Some of the funniest shit I’ve heard since I’ve been here: I rode in 4-Vic today, with SFC AB, since my Stryker is down. 4-Vic’s crew consists of PFC Crowley, the driver, and SPC Williams “Willy P,” the VC (Vehicle commander/gunner). Before rolling out, Willy P gave his mandatory patrol safety briefing. We have super awesome safety placards that are taped inside every vehicle, (because we have time to read those in an emergency) but our vehicle commanders tell the passengers what to do in the event of a fire, roll over, or water evacuation before each patrol.
Willy P is a short and chubby Texan, and he is about as redneck as he could be. As a Texan, he has quite the southern drawl that just adds to his personality. His briefing today, went something like this.
Now, if y’all hear me say, oh shit; we’re rollin’ over. If I say, oh fuck; we’re on far, and if I say, motherfucker; we’ rollin’ over in some water. If we are on far, the foam will come outta these fire extinguishers. That doesn’t mean it’s time for a Playboy foam party. That means it’s time to un-ass the truck, cuz that shit will suck the oxygen right outta your lungs.

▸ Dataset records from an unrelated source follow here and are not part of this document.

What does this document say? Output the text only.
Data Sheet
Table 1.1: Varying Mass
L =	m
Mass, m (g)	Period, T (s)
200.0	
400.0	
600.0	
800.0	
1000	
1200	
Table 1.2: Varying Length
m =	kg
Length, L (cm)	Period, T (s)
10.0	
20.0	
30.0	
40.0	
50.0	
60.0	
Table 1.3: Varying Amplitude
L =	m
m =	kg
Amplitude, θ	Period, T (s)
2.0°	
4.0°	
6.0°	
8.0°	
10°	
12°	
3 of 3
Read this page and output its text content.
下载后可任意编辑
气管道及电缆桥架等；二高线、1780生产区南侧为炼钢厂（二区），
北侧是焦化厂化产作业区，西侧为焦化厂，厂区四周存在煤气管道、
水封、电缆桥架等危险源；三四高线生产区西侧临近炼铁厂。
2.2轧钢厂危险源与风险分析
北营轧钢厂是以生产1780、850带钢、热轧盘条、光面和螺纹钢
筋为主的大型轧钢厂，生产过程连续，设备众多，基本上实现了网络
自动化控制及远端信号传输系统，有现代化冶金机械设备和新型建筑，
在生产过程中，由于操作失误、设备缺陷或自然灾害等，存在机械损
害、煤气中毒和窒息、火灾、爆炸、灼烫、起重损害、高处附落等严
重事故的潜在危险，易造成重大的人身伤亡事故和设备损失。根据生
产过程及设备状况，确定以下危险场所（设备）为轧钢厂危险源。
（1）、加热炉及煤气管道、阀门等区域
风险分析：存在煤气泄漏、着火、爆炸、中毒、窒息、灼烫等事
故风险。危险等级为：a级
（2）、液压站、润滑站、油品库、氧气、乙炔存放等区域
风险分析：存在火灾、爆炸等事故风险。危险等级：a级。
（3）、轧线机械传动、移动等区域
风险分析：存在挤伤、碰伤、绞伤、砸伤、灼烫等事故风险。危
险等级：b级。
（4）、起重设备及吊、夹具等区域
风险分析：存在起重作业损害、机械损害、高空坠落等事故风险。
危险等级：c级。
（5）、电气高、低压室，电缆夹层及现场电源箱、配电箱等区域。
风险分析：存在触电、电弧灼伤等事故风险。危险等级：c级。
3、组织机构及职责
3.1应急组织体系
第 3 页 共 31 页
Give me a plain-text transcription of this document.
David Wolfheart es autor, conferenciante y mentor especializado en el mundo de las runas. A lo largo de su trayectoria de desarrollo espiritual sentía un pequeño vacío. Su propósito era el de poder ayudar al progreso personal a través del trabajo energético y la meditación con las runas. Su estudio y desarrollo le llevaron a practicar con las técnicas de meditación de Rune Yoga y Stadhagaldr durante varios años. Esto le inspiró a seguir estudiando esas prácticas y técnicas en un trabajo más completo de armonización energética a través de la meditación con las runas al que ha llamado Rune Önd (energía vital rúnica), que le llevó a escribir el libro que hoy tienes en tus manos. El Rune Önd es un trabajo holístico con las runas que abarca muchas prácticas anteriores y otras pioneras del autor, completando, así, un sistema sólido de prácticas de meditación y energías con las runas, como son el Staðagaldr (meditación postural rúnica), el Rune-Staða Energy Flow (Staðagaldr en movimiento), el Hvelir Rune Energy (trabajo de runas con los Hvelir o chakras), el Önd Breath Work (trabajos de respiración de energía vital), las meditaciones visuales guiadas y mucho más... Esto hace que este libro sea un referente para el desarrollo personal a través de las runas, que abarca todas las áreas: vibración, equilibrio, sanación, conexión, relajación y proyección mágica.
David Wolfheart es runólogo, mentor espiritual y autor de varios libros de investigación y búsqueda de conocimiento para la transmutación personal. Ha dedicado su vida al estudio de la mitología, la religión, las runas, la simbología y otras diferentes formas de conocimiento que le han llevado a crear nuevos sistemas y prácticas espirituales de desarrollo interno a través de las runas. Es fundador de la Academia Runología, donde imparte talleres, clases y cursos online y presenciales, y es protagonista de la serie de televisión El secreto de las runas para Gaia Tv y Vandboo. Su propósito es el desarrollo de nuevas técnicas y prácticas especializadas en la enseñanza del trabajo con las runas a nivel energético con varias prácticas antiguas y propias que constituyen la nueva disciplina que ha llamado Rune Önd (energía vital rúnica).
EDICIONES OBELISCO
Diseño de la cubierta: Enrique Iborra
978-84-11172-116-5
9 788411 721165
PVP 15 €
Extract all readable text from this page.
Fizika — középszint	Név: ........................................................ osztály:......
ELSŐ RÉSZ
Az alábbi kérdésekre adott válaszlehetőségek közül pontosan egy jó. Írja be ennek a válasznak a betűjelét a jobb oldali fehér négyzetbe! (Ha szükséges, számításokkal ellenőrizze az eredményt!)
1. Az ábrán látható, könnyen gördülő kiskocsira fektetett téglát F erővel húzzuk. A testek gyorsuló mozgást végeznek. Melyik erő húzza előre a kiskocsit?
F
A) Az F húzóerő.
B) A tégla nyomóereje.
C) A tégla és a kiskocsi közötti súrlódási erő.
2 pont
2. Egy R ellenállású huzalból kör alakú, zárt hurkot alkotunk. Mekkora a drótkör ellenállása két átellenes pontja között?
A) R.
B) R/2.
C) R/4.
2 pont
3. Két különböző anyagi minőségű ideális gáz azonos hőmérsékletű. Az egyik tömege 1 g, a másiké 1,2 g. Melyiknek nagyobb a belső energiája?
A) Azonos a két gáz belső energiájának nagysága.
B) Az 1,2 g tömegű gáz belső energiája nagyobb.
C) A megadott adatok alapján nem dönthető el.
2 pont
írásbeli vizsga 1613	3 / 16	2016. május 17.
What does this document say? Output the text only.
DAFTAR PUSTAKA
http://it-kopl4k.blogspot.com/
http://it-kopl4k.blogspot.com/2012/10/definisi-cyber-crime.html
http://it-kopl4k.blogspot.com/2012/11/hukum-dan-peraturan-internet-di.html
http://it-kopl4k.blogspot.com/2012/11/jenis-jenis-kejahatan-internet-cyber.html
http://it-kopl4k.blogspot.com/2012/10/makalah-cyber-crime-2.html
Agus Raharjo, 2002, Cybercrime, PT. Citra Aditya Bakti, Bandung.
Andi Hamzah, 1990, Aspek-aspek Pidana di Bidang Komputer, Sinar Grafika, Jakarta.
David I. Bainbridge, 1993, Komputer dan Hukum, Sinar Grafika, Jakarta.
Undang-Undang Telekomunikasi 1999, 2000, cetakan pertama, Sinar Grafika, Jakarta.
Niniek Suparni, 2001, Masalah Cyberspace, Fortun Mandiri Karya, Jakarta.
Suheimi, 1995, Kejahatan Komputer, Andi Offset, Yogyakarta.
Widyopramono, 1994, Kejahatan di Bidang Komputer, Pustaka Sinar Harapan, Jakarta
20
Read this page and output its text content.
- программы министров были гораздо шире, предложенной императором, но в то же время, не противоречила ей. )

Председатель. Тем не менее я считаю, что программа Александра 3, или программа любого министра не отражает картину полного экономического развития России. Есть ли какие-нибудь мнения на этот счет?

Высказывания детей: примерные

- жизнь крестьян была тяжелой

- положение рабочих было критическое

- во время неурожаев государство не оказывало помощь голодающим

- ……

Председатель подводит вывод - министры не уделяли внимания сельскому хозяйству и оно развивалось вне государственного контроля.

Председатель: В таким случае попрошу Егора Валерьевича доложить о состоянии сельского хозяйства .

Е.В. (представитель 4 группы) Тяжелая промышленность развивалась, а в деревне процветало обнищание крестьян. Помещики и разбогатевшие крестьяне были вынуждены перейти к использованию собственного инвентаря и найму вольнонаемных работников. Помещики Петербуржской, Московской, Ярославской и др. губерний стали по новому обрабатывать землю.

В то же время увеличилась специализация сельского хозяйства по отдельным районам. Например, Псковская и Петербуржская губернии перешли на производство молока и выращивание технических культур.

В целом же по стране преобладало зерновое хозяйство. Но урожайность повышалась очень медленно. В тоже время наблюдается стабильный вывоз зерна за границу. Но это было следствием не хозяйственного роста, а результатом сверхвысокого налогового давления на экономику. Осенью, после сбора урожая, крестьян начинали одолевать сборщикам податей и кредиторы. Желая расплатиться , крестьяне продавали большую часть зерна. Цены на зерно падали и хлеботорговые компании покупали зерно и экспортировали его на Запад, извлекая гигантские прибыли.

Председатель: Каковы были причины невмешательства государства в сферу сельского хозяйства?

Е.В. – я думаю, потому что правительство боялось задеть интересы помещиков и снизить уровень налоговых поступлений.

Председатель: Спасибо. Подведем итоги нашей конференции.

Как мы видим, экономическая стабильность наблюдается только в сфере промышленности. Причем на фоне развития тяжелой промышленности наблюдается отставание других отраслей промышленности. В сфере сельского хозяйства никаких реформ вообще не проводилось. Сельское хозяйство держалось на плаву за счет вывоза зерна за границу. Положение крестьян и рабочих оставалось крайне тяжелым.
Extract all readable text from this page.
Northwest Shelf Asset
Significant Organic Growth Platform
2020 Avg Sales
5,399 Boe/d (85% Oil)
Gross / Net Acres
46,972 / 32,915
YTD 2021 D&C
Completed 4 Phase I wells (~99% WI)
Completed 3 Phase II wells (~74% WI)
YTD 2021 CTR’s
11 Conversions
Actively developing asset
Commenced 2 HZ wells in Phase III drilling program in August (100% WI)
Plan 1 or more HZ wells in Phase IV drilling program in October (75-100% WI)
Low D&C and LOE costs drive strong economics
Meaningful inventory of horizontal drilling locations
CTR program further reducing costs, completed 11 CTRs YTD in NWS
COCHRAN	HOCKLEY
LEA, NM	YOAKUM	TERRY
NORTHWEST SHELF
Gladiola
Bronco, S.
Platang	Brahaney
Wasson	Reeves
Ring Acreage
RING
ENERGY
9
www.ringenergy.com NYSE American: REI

I’ve decided that I’m starting to feel old. I’ve got aches and pains all over. Every time we come back in from a patrol, I feel completely run down and exhausted. It doesn’t matter if I work my ass off, of if I’m just standing in the hatch of a Stryker. I just come back feeling beat. I’m sure that part of it is from wearing this heavy ass gear. Maybe the rest of it is from being alert all the time. I think our adrenaline is always pumping, even when we don’t realize it. I think we are all pretty wound up most of the time.
I talked with Theresa earlier tonight. I forgot to take my SPAWAR PIN with me, so I just called from my Iraqna cell. We didn’t talk for very long, and I think she was upset with me about that. I hope she’s not too upset. I’ll head back over and call her in the morning. The time difference makes it difficult to keep in touch with people at home.
I’ve decided that there are some people who get too excited and talk to much in our platoon. While we were searching the palm groves earlier today, one of the squad leaders called up that he had found a command wire. He called everyone on the radio to let them know about it, then took the wire to SFC AB, and then he walked it over to EOD to show them.
This is just a thought, but if it isn’t attached to explosives, it isn’t a damn command wire. I looked at it later, and it was a coil from an electric motor. Radio controlled cars, slot cars, electric weed eaters…they all have these. It is copper wire, but it would be a pain in the ass to unspool and use. I just don’t think we need to get excited about everything we come across here.